In general, this process can be arbitrarily difficult as fused operators must be careful not to violate data dependencies between intermediate results. For well-defined cases, like fusing batchnorm and relu (elementwise operators) into convolution, this is done automatically at the graph level. The TVM IR provides primitives like compute_inline which will roll elementwise computation at the output into the current operator.

Fusing injective/elementwise ops makes sense to me. It seems my question wasn’t very clear, so I’ve attached some code below. I’m trying to schedule a conv and pool op consecutively. Atm, I have two separate schedules for each, how do I combine the two schedules into one so that I can pass it into tvm.lower?

    # conv
    output = topi.nn.conv2d(data, kernel, strides=stride, padding=padding, dilation=1, layout=layout)
    output = topi.add(output, bias)
    output = topi.nn.relu(output)
    s_c = topi.generic.nn.schedule_conv2d_nhwc(output)
    
    # pooling
    conv_out = tvm.placeholder(output.shape, dtype=dtype, name='conv_out')
    pool_out = topi.nn.pool(conv_out, (2,2), (1,1), (0,0,0,0), 'max')
    s_p = topi.generic.nn.schedule_pool(pool_out, layout='NHWC')

I’m currently prototyping for a new HW backend, so I want to be able to schedule and lower an arbitrary set of ops before moving on to running an entire graph. I’m operating under the assumption that importing a graph from ONNX/Mxnet/etc. follows a similar process to the one outlined here; (1) optimize and schedule individual ops like conv and pool + elementwise, (2) combine those optimized ops into a unified schedule for runtime.

This assumption requires that some method be used to traverse individually optimized ops/schedules to combine them into a final, runtime schedule. How would I go about manually creating that final schedule? or are these assumptions incorrect?

What is the difference between “an entire graph” vs. an “arbitrary set of ops?” A graph contain as few operators as you would like. Why is combining two schedules together a strict requirement for hardware prototyping?

Note that in general fusing operators with more complicated producer-consumer dependencies will come at the cost of increased synchronization and/or hardware support for synchronization.

Thanks for your quick responses, eqy.
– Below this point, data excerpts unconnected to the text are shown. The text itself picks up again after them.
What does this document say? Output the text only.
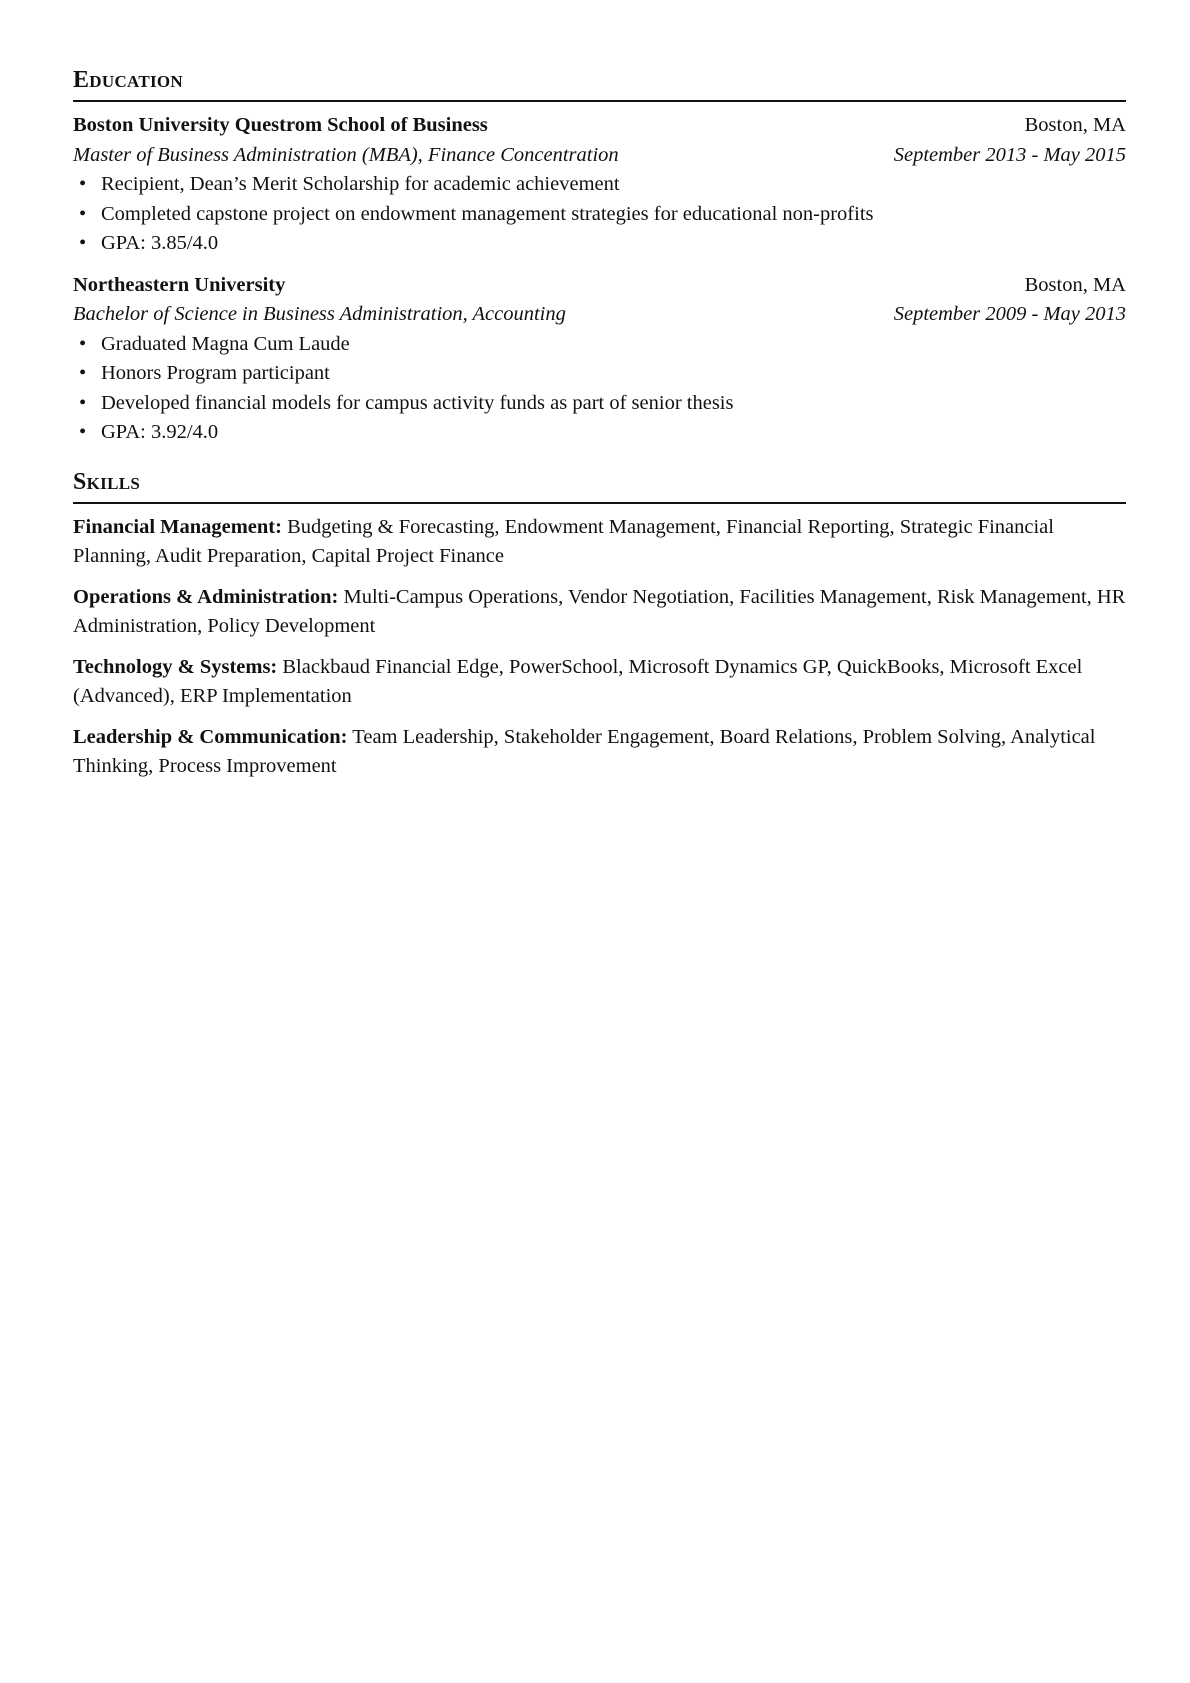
Education
Boston University Questrom School of Business	Boston, MA
Master of Business Administration (MBA), Finance Concentration	September 2013 - May 2015
• Recipient, Dean’s Merit Scholarship for academic achievement
• Completed capstone project on endowment management strategies for educational non-profits
• GPA: 3.85/4.0
Northeastern University	Boston, MA
Bachelor of Science in Business Administration, Accounting	September 2009 - May 2013
• Graduated Magna Cum Laude
• Honors Program participant
• Developed financial models for campus activity funds as part of senior thesis
• GPA: 3.92/4.0
Skills
Financial Management: Budgeting & Forecasting, Endowment Management, Financial Reporting, Strategic Financial Planning, Audit Preparation, Capital Project Finance
Operations & Administration: Multi-Campus Operations, Vendor Negotiation, Facilities Management, Risk Management, HR Administration, Policy Development
Technology & Systems: Blackbaud Financial Edge, PowerSchool, Microsoft Dynamics GP, QuickBooks, Microsoft Excel (Advanced), ERP Implementation
Leadership & Communication: Team Leadership, Stakeholder Engagement, Board Relations, Problem Solving, Analytical Thinking, Process Improvement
To clarify, when I say “running an entire graph”, I mean the full process of importing a trained model that may contain a variety of ops. This is as opposed to quickly instantiating those individual ops for testing purposes.

In essence, I’d like to be able to simulate parts of what would be present in an end-to-end model. For example, a conv+bias+relu then average pool. I have been successful at scheduling and optimizing these separately, but would like to know the canonical way in which these separate ops are combined into one schedule.
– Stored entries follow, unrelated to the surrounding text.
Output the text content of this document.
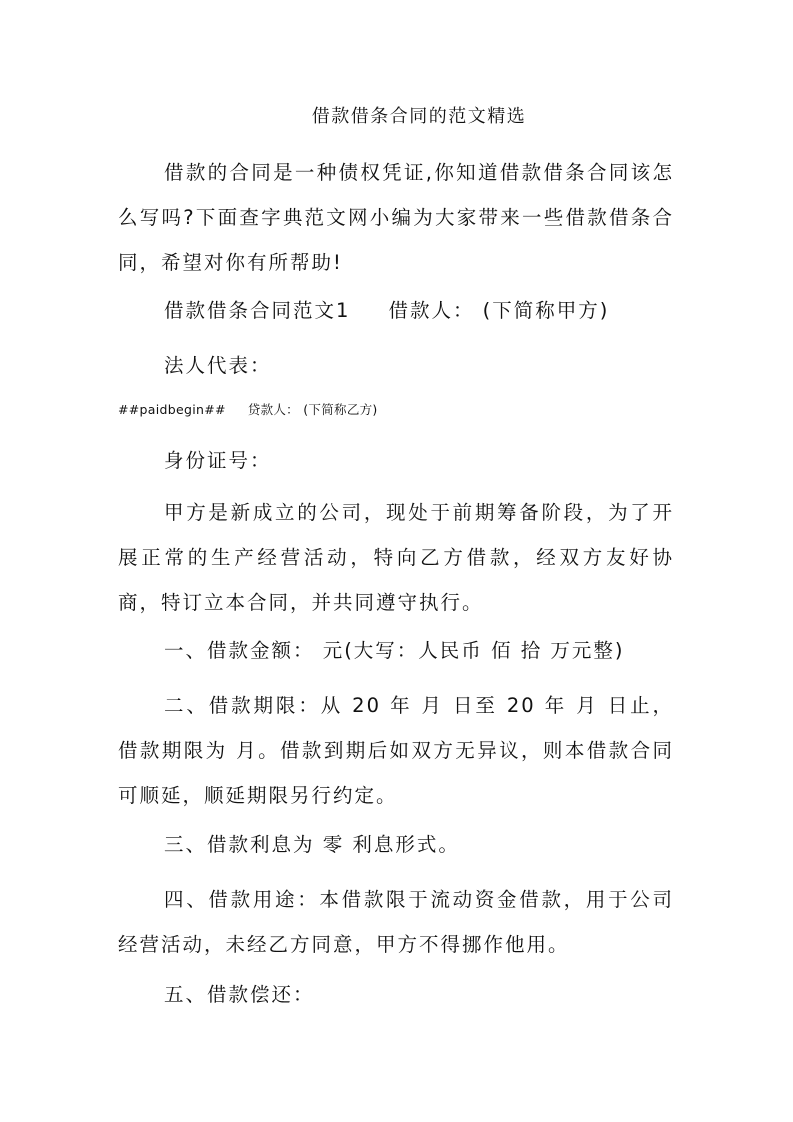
借款借条合同的范文精选
借款的合同是一种债权凭证,你知道借款借条合同该怎么写吗?下面查字典范文网小编为大家带来一些借款借条合同，希望对你有所帮助!
借款借条合同范文1 借款人： (下简称甲方)
法人代表：
##paidbegin## 贷款人： (下简称乙方)
身份证号：
甲方是新成立的公司，现处于前期筹备阶段，为了开展正常的生产经营活动，特向乙方借款，经双方友好协商，特订立本合同，并共同遵守执行。
一、借款金额： 元(大写：人民币 佰 拾 万元整)
二、借款期限：从 20 年 月 日至 20 年 月 日止，借款期限为 月。借款到期后如双方无异议，则本借款合同可顺延，顺延期限另行约定。
三、借款利息为 零 利息形式。
四、借款用途：本借款限于流动资金借款，用于公司经营活动，未经乙方同意，甲方不得挪作他用。
五、借款偿还：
Combining two arbitrary schedules allows for more granular investigation of the interaction between operators. Whenever crashes, poor performance, and incorrect results arise, the fine control over testing different combinations of ops/schedules could allow for narrowing in on where/why these behaviors occur.
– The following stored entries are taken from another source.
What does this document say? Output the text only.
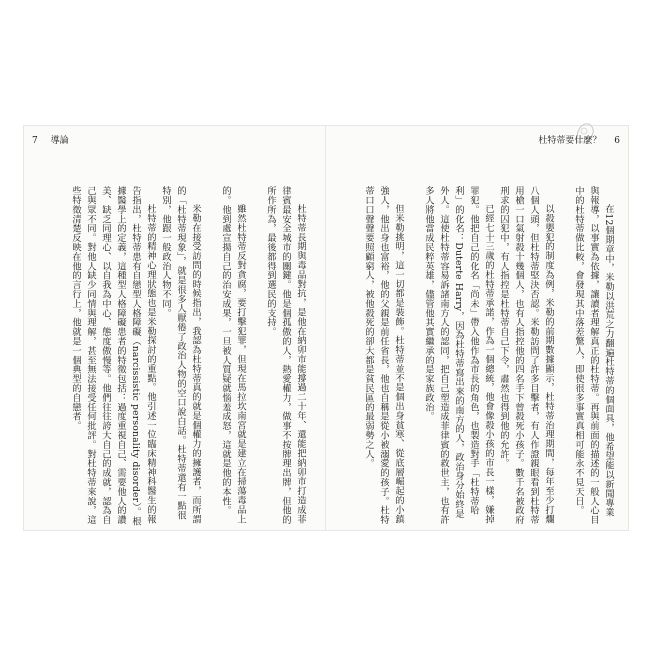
7 導論	杜特蒂要什麼？ 6

在12個期章中，米勒以洪荒之力翻遍杜特蒂的個面具，他希望能以新聞專業與報導，以事實為依據，讓讀者理解真正的杜特蒂。再與前面的描述的一般人心目中的杜特蒂做比較，會發現其中落差驚人，即使很多事實真相可能永不見天日。

以殺嬰犯的制度為例，米勒的前期數據顯示，杜特蒂治理期間，每年至少打爛八個人頭，但杜特蒂堅決否認。米勒訪問了許多目擊者，有人作證親眼看到杜特蒂用槍一口氣射殺十幾個人，也有人指控他的四名手下曾殺死小孩子。數千名被政府刑求的囚犯中，有人指控是杜特蒂自己下令，肅然也得到他的允許。

已經七十三歲的杜特蒂承諾，作為一個總統，他會像殺小孩的市長一樣，嫌掉罪犯。他把自己的化名「尚未」帶入他作為市長的角色，也製造對手「杜特蒂哈利」的化名：Duterte Harry，因為杜特蒂寫出來的南方的人，政治身分始終是外人。這使杜特蒂容易訴諸南方人的認同，把自己塑造成菲律賓的救世主，也有許多人將他當成民粹英雄，儘管他其實繼承的是家族政治。

但米勒挑明，這一切都是裝飾。杜特蒂並不是個出身貧寒、從底層崛起的小鎮強人，他出身也富裕，他的父親是前任省長，他也自稱是從小被溺愛的孩子。杜特蒂口口聲聲要照顧窮人，被他殺死的卻大都是貧民區的最弱勢之人。

杜特蒂長期與毒品對抗，是他在納卯市能撐過二十年、還能把納卯市打造成菲律賓最安全城市的關鍵。他是個孤傲的人，熱愛權力，做事不按牌理出牌，但他的所作所為，最後都得到選民的支持。

雖然杜特蒂反對貪腐，要打擊犯罪，但現在馬拉坎南宮就是建立在掃蕩毒品上的。他到處宣揚自己的治安成果，一旦被人質疑就惱羞成怒，這就是他的本性。

米勒在接受訪問的時候指出，我認為杜特蒂真的就是個權力的擁護者，而所謂的「杜特蒂現象」，就是很多人厭倦了政治人物的空口說白話。杜特蒂還有一點很特別，他跟一般政治人物不同。

杜特蒂的精神心理狀態也是米勒探討的重點。他引述一位臨床精神科醫生的報告指出，杜特蒂患有自戀型人格障礙（narcissistic personality disorder）。根據醫學上的定義，這種型人格障礙患者的特徵包括：過度重視自己、需要他人的讚美、缺乏同理心、以自我為中心、態度傲慢等。他們往往誇大自己的成就，認為自己與眾不同。對他人缺少同情與理解，甚至無法接受任何批評。對杜特蒂來說，這些特徵清楚反映在他的言行上，他就是一個典型的自戀者。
You can just write a small program in Relay and run the normal fuser provided you have platform specific schedules on hand. When you stick multiple compute stages together in TVM you will need to pick a master schedule to schedule the combined TVM level sequence of operators. We do this for VTA for example (VTA has its own schedules which allow for fusion, etc.).

Oh I see, so instead of using TOPI directly for ops and schedules, I would let Relay do the heavy lifting behind the scenes. Is the tutorial at this link using the normal fuser that you’re referring to?